Nel contesto globale che sta emergendo, lei dice che ci sono possibilità per l'individuo. Ha un punto di vista positivo riguardo ciò che l'individuo può ancora fare?

Certamente, anche se come lei saprà (e la maggior parte della gente mi ha criticato per questo nel mio lavoro) sono molto timido quando si tratta di fornire prescrizioni. Cerco di essere analitico per quanto mi è possibile. Non significa che non mi curo del mondo: è ovvio che lo faccio, ma penso che il mio ruolo sia quello di fornire strumenti analitici alla gente, che poi deciderà cosa vuole fare.

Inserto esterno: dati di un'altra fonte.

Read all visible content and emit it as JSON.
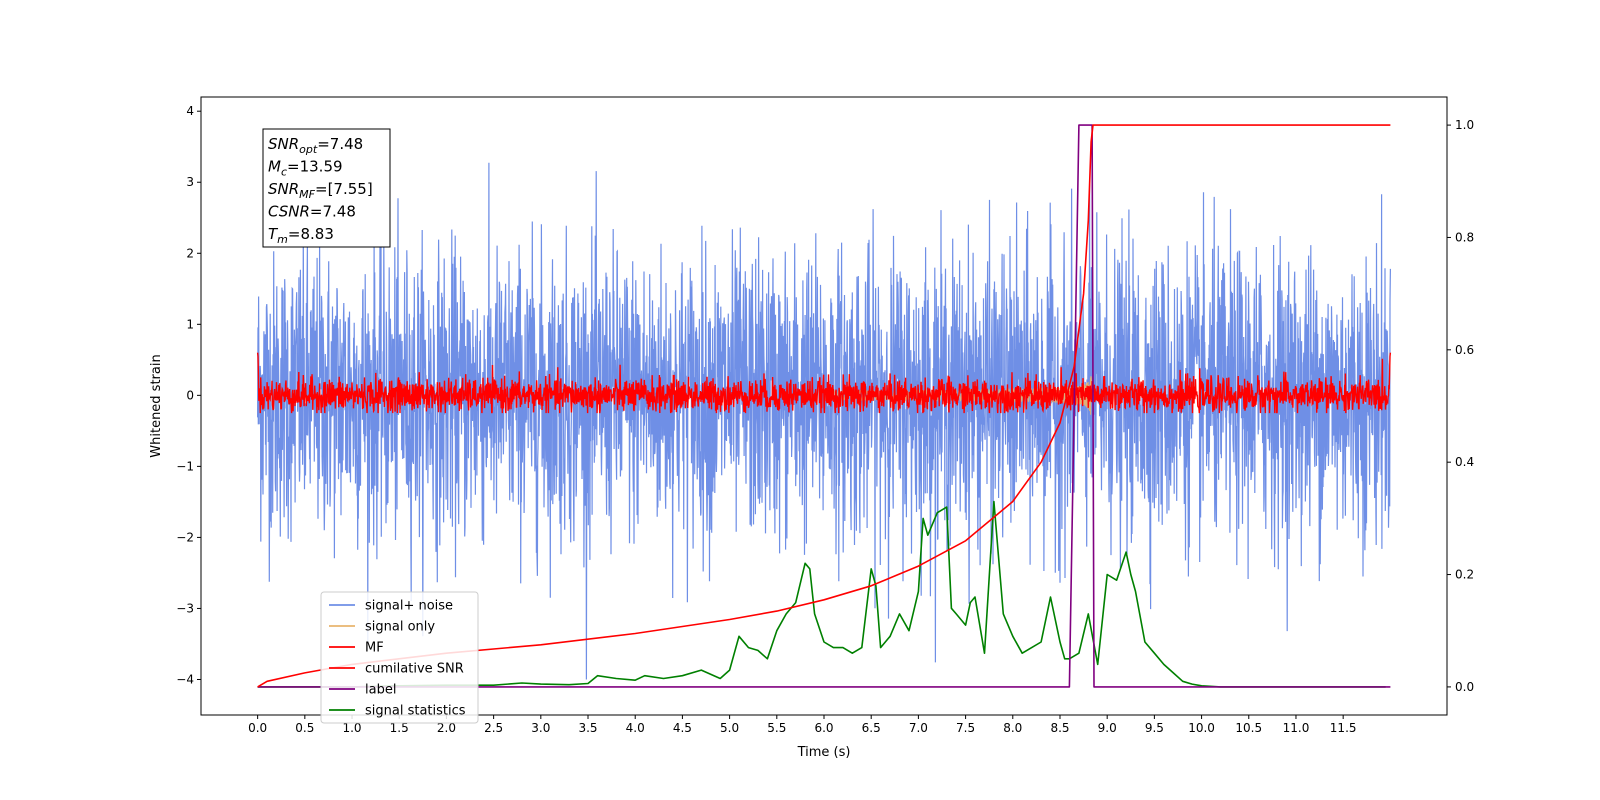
{
  "chart_data": {
    "type": "line",
    "xlabel": "Time (s)",
    "ylabel": "Whitened strain",
    "xlim": [
      -0.6,
      12.6
    ],
    "ylim": [
      -4.5,
      4.2
    ],
    "y2lim": [
      -0.05,
      1.05
    ],
    "x_ticks": [
      0.0,
      0.5,
      1.0,
      1.5,
      2.0,
      2.5,
      3.0,
      3.5,
      4.0,
      4.5,
      5.0,
      5.5,
      6.0,
      6.5,
      7.0,
      7.5,
      8.0,
      8.5,
      9.0,
      9.5,
      10.0,
      10.5,
      11.0,
      11.5
    ],
    "x_tick_labels": [
      "0.0",
      "0.5",
      "1.0",
      "1.5",
      "2.0",
      "2.5",
      "3.0",
      "3.5",
      "4.0",
      "4.5",
      "5.0",
      "5.5",
      "6.0",
      "6.5",
      "7.0",
      "7.5",
      "8.0",
      "8.5",
      "9.0",
      "9.5",
      "10.0",
      "10.5",
      "11.0",
      "11.5"
    ],
    "y_ticks": [
      4,
      3,
      2,
      1,
      0,
      -1,
      -2,
      -3,
      -4
    ],
    "y_tick_labels": [
      "4",
      "3",
      "2",
      "1",
      "0",
      "−1",
      "−2",
      "−3",
      "−4"
    ],
    "y2_ticks": [
      1.0,
      0.8,
      0.6,
      0.4,
      0.2,
      0.0
    ],
    "y2_tick_labels": [
      "1.0",
      "0.8",
      "0.6",
      "0.4",
      "0.2",
      "0.0"
    ],
    "legend_position": "lower-left",
    "series": [
      {
        "name": "signal+ noise",
        "color": "#6f8fe6",
        "axis": "left",
        "kind": "noise",
        "x_range": [
          0.0,
          12.0
        ],
        "amplitude_std": 1.0
      },
      {
        "name": "signal only",
        "color": "#e8b56e",
        "axis": "left",
        "kind": "chirp",
        "t_merger": 8.83,
        "peak_amplitude": 0.55
      },
      {
        "name": "MF",
        "color": "#ff0000",
        "axis": "left",
        "kind": "noise",
        "x_range": [
          0.0,
          12.0
        ],
        "amplitude_std": 0.12
      },
      {
        "name": "cumilative SNR",
        "color": "#ff0000",
        "axis": "right",
        "x": [
          0.0,
          0.1,
          0.5,
          1.0,
          2.0,
          3.0,
          4.0,
          5.0,
          5.5,
          6.0,
          6.5,
          7.0,
          7.5,
          8.0,
          8.3,
          8.5,
          8.65,
          8.75,
          8.8,
          8.83,
          8.85,
          12.0
        ],
        "y": [
          0.0,
          0.01,
          0.025,
          0.04,
          0.06,
          0.075,
          0.095,
          0.12,
          0.135,
          0.155,
          0.18,
          0.215,
          0.26,
          0.33,
          0.4,
          0.47,
          0.57,
          0.7,
          0.83,
          0.97,
          1.0,
          1.0
        ]
      },
      {
        "name": "label",
        "color": "#800080",
        "axis": "right",
        "x": [
          0.0,
          8.6,
          8.7,
          8.84,
          8.86,
          12.0
        ],
        "y": [
          0.0,
          0.0,
          1.0,
          1.0,
          0.0,
          0.0
        ]
      },
      {
        "name": "signal statistics",
        "color": "#008000",
        "axis": "right",
        "x": [
          0.0,
          0.5,
          1.0,
          1.5,
          2.0,
          2.5,
          2.8,
          3.0,
          3.3,
          3.5,
          3.6,
          3.8,
          4.0,
          4.1,
          4.3,
          4.5,
          4.7,
          4.9,
          5.0,
          5.1,
          5.2,
          5.3,
          5.4,
          5.5,
          5.6,
          5.7,
          5.8,
          5.85,
          5.9,
          6.0,
          6.1,
          6.2,
          6.3,
          6.4,
          6.5,
          6.55,
          6.6,
          6.7,
          6.8,
          6.9,
          7.0,
          7.05,
          7.1,
          7.2,
          7.3,
          7.35,
          7.4,
          7.5,
          7.55,
          7.6,
          7.7,
          7.8,
          7.9,
          8.0,
          8.1,
          8.2,
          8.3,
          8.4,
          8.5,
          8.55,
          8.6,
          8.7,
          8.8,
          8.9,
          9.0,
          9.1,
          9.2,
          9.25,
          9.3,
          9.4,
          9.5,
          9.6,
          9.7,
          9.8,
          9.9,
          10.0,
          10.2,
          10.5,
          11.0,
          11.5,
          11.95
        ],
        "y": [
          0.0,
          0.0,
          0.0,
          0.002,
          0.003,
          0.003,
          0.007,
          0.005,
          0.004,
          0.006,
          0.02,
          0.015,
          0.012,
          0.02,
          0.015,
          0.02,
          0.03,
          0.015,
          0.03,
          0.09,
          0.07,
          0.065,
          0.05,
          0.1,
          0.13,
          0.15,
          0.22,
          0.21,
          0.13,
          0.08,
          0.07,
          0.07,
          0.06,
          0.07,
          0.21,
          0.18,
          0.07,
          0.09,
          0.13,
          0.1,
          0.17,
          0.3,
          0.27,
          0.31,
          0.32,
          0.14,
          0.13,
          0.11,
          0.15,
          0.16,
          0.06,
          0.33,
          0.13,
          0.09,
          0.06,
          0.07,
          0.08,
          0.16,
          0.08,
          0.05,
          0.05,
          0.06,
          0.13,
          0.04,
          0.2,
          0.19,
          0.24,
          0.2,
          0.17,
          0.08,
          0.06,
          0.04,
          0.025,
          0.01,
          0.005,
          0.002,
          0.0,
          0.0,
          0.0,
          0.0,
          0.0
        ]
      }
    ],
    "annotation_box": {
      "lines": [
        {
          "sym": "SNR",
          "sub": "opt",
          "value": "=7.48"
        },
        {
          "sym": "M",
          "sub": "c",
          "value": "=13.59"
        },
        {
          "sym": "SNR",
          "sub": "MF",
          "value": "=[7.55]"
        },
        {
          "sym": "CSNR",
          "sub": "",
          "value": "=7.48"
        },
        {
          "sym": "T",
          "sub": "m",
          "value": "=8.83"
        }
      ]
    }
  }
}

Ma, per tornare alla domanda, sì. Ci sono due aspetti. (…) Due cose che stanno succedendo. Da una parte, molte persone nelle nostre società avanzate, ma anche nelle altre, stanno costruendo i loro progetti come individui, nella famiglia e in ogni altra cosa. Perfino nell'economia, la gente educa se stessa con l'idea di avere un portafoglio individuale che può negoziare con altri. Noi siamo in un mondo di individuali. E internet è perfetto per questo, perché piuttosto che creare comunità virtuali – che non esistono in definitiva – crea piuttosto una rete di individui che fornisce le basi per aumentare la loro socialità come individui.
Dall'altra parte, persone che non si sentono forti come individui costruiscono barriere di resistenza e chiudono le loro comunità. Ad esempio, il fondamentalismo religioso, l'estremo nazionalismo.

Insomma, abbiamo individui e comunità, in mezzo la società civile e lo stato – che non svaniscono, ma sono drammaticamente indeboliti. Non è un caso d'altronde che lo stato e la società civile siano forme di organizzazione sociale emerse nell'era industriale.

Lei ha detto "il ventunesimo secolo non sarà un età buia. Sarà più probabilmente caratterizzato da una confusione informata". Come si dovrebbe preparare uno studente per il futuro in una società di rete?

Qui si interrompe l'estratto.